混賬傢伙!花心大蘿蔔!剛剛才和她在房裡親親密密的,轉眼就把她拋到九霄雲外,把她一個人丟在這裡,出去會晤漂亮小姐,他究竟把她顧飛鳶當什麼了?一時興起的消遣嗎?
難怪剛剛他不回答她是否早就愛上了她,因為他對她根本只是玩玩罷了,是她自己意亂情迷,一時鬼迷了心竅才會跟他上床。
外頭那個女孩好漂亮。

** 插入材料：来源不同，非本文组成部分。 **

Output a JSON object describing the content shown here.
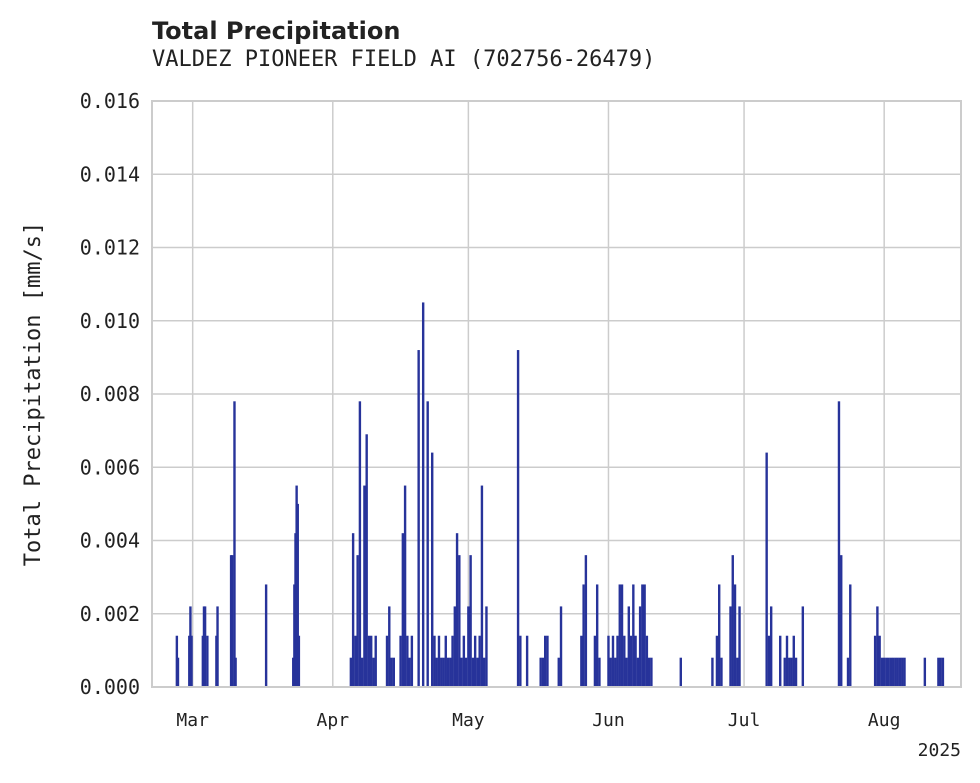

…頭柔順的烏亮長髮是男人的夢中情人典型,不像她的總是亂糟糟的像鳥窩。
那女孩喜歡安律人吧?光從她眼裡流露出來的愛慕,還有她一面對安律人就緊張兮兮的神態可以看出,那傢伙可能會不知道嗎?
或許他根本就知道,所以和她坐那麼近,故意散發他無與倫比的男性魅力,想讓全天下的女人都臣服於他,這個狡獪的風流律師……
飛鳶倚著門板,繼續咬牙切齒的偷窺,適才在床上柔情似水的情懷全都煙消雲散了。
“是這樣啊……我清楚了,我會轉告王律師的。”公事問完了,上官風鈴依依不捨地起身告辭,美目依然瞅黏在心儀的男子身上。
“你慢走,事務所見。”安律人兩手閒適地插在口袋裡,沒有要送她下樓的意思。
他不想再浪費任何一秒的時間,他要回床上去和飛鳶溫存,順便要嚴刑拷打的逼問她,為什麼她和鍾家那幾個沒眼光的女生,在小時候總只把目光放在他大哥身上。
什麼?這樣很幼稚?
他知道這樣很幼稚沒錯,而且他現在是個成熟的男人了,不應該和那些女人家斤斤汁較些小細節,但他就是不平衡、不爽,所以他非要問清楚不可。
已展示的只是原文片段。